By Katlene O. Cacho | Sun Star | September 2, 2012
FIFTY-TWO-YEAR-OLD entrepreneur Wilmer Lopez described his venture into social entrepreneurship as a “leap of faith.” Lopez left a high-paying job in one of the country’s biggest conglomerates to join Human Nature, which he described a relatively new social enterprise.
“The transition was so hard, money-wise, given that I have six children to support. But I had been in the fast lane for quite a long time earning much but I was still lonely,” said Lopez, owner of the Human Nature concept outlet at The Strip, Osmeña Blvd. He described his move to Human Nature as a “nightmare transition” because he gave up so much for something he was unsure of. He said a social enterprise is a new concept, something which business schools have only recently started introducing.
“A social enterprise is filled with dreams and ideas,” he said. Lopez previously worked as an auditor and business consultant for SGV Makati for eight years. He then moved to San Miguel Corp. (SMC) as a distributor of SMC products for 14 years. “I realized that this can be God’s option for me to help the country and my fellow Filipino. What moved me was the company’s “pro-Philippines, pro-poor and pro-environment” advocacy,” he said.
Gandang Kalikasan Inc. (GKI) produces the Human Nature line of natural and organic cosmetics and personal care products. The company was established in 2008. Lopez first learned about GKI through Gawad Kalinga (GK), which his previous employer, SMC, strongly supports. He said SMC trucks were used in GK activities. He then met Dylan Wilk, one of GKI’s founders, who is also a GK advocate.
Moved by Wilk’s story of giving up his riches to build houses for poor Filipinos, Lopez said he took a leap of faith and joined the GKI in 2009. Lopez said the company maximizes the potential of local technology, local capital and local raw materials in selling or promoting high-quality organic beauty and personal care products. The natural ingredients used for these products are grown in GK communities all over the country. Human Nature has 100 unique products and new products are developed every two months.
Lopez became the “super-distributor” for Human Nature in the Visayas. “I was quite uncomfortable at first because what I am selling are women’s products. Why am I here? But I took the challenge to nurture the advocacy and make the entity sustainable,” he said.
Lopez then became a branch operator and invested some P750,000 to open his own Human Nature outlets in Lapu-Lapu City and in Fuente Osmeña. He said his goal is to have a sustainable distribution of Human Nature products for Metro Cebu.
Back then, the monthly average sales of the Lapu-Lapu outlet was at P150,000 to P200,000. But sales have grown over the years. Just this August, Lopez transferred his Human Nature Fuente Osmeña outlet to a bigger two-storey location at The Strip, the first Human Nature concept store in Cebu.
Lopez is confident of hitting over a million in sales in three months. He said the new concept store will serve as a one stop shop of all natural and Filipino made products.

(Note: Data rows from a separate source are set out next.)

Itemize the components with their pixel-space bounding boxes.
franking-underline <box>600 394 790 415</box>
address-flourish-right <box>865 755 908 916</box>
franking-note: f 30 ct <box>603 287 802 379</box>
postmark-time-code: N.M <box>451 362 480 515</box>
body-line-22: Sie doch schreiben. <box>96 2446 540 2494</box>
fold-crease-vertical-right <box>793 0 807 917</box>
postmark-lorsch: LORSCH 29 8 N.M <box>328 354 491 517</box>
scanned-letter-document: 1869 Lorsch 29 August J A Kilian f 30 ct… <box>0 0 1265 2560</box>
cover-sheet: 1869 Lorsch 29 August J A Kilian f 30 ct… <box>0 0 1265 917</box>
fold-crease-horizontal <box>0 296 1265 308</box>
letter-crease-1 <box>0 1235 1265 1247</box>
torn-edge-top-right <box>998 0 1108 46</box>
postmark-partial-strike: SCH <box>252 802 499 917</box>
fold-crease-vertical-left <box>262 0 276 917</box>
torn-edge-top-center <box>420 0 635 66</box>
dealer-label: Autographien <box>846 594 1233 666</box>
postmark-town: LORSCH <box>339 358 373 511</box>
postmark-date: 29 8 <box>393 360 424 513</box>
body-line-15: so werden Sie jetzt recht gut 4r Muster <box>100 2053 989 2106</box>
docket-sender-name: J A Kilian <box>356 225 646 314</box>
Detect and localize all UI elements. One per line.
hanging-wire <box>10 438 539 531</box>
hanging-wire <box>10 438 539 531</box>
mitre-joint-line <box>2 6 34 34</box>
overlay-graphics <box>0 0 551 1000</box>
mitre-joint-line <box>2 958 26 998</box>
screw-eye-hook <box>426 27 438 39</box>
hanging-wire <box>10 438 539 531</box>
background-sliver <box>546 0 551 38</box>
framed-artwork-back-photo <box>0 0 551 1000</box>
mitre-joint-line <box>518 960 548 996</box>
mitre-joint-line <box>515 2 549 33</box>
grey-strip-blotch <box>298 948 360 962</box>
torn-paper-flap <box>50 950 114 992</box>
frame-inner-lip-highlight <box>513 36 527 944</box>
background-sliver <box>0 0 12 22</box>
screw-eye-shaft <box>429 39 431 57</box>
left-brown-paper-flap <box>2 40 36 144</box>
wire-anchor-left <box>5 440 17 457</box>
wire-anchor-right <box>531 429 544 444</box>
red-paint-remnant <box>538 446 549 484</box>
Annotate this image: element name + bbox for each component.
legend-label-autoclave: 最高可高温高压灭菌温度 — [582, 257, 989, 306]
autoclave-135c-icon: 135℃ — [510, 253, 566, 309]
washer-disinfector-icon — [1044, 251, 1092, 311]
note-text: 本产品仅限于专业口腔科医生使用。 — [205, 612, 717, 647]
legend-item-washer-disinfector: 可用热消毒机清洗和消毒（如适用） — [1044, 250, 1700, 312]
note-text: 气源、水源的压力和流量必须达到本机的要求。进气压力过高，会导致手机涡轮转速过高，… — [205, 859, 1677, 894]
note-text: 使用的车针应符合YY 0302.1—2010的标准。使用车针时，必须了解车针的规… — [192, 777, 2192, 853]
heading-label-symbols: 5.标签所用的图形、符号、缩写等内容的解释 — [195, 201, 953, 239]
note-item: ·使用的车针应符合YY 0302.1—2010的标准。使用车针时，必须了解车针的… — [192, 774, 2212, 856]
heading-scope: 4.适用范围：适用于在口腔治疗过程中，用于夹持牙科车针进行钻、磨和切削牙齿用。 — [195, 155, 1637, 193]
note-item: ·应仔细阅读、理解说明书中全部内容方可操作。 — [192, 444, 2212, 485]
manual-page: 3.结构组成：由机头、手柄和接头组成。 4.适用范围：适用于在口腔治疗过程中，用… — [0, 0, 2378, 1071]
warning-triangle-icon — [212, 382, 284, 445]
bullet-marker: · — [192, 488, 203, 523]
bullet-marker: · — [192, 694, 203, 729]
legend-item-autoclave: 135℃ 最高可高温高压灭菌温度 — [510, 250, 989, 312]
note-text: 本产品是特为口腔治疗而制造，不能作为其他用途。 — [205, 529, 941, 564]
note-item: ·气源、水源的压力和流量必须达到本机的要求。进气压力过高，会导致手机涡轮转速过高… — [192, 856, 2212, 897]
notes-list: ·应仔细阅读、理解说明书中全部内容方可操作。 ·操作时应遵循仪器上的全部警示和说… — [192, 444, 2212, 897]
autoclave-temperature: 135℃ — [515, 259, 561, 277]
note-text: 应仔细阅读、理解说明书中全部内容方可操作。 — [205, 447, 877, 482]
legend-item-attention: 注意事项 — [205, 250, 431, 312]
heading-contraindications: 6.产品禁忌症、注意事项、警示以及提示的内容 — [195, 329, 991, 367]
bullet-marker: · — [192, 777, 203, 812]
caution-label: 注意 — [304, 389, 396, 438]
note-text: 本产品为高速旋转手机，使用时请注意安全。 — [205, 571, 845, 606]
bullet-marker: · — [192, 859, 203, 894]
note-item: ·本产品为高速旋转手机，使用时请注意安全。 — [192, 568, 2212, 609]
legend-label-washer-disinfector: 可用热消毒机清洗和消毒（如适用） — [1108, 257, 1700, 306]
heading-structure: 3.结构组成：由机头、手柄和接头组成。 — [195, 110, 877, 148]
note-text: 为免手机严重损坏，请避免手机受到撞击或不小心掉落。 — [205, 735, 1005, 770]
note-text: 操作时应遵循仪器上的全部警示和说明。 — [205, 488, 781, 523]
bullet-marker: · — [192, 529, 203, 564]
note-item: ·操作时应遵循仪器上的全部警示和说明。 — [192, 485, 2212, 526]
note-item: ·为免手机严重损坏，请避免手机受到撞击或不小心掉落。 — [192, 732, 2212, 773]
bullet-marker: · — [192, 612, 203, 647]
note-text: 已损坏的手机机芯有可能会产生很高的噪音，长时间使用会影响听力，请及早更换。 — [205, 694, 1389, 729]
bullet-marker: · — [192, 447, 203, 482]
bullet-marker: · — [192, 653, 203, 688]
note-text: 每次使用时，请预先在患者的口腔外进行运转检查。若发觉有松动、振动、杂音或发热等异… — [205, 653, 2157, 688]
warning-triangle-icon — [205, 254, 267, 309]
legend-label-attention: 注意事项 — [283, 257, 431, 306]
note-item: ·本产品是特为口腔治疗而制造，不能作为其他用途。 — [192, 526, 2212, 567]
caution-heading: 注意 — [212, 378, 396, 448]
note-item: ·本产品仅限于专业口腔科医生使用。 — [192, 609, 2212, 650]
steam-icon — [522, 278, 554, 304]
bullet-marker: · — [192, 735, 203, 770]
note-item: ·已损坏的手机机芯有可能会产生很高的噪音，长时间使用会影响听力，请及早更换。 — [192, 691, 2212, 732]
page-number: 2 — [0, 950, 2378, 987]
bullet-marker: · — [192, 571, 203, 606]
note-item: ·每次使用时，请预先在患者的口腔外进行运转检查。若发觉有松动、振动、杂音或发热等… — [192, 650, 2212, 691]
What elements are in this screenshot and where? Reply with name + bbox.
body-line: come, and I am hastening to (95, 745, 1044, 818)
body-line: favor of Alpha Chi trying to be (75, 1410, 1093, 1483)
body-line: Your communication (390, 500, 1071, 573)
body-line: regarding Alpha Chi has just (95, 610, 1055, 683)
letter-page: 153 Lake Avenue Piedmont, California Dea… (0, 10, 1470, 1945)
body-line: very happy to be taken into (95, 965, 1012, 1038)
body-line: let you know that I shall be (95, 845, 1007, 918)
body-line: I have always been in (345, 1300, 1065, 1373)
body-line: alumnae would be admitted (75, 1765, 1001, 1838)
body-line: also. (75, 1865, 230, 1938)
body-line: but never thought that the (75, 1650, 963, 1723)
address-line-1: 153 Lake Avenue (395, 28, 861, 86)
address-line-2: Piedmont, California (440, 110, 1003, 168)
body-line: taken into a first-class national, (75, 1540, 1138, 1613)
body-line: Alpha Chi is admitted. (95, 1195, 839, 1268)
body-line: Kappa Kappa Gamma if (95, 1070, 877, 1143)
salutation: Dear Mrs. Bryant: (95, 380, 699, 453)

Aside from the Human Nature products, the concept store also sells natural and organic personal care products from other social entrepreneurs such as Golden Eggs: salted eggs; Café de Sug: Gawad Kalinga’s famous coffee from Sulu; Enchantea: healthy iced tea from GK Enchanted Farm; and Jacinto & Lirio: luxury bags made from leather and water Hyacinth, among others.
Lopez said moving into social entrepreneurship has taught him to value Philippine-made products more as well as the hard work of farming communities to make the products available to the market. He said there are so many “backyard industries” all over the country that need the support of the government and funding of banks to become legitimate businesses. Lopez said that if the gap will be addressed, these industries can become strong drivers of social change in the economy.
Lopez said GKI ensures steady livelihood to GK sites that produce ingredients coconut oil, citronella, lemongrass, passion fruit and sunflower. Another way to promote entrepreneurship in the country is to start introducing the concept to children at home. “If you happen to have a child that is inclined into business, hone the skill. Your child can become one of the successful entrepreneurs who can make a big difference for the country,” said Lopez.
Published in the Sun.Star Cebu newspaper on September 03, 2012.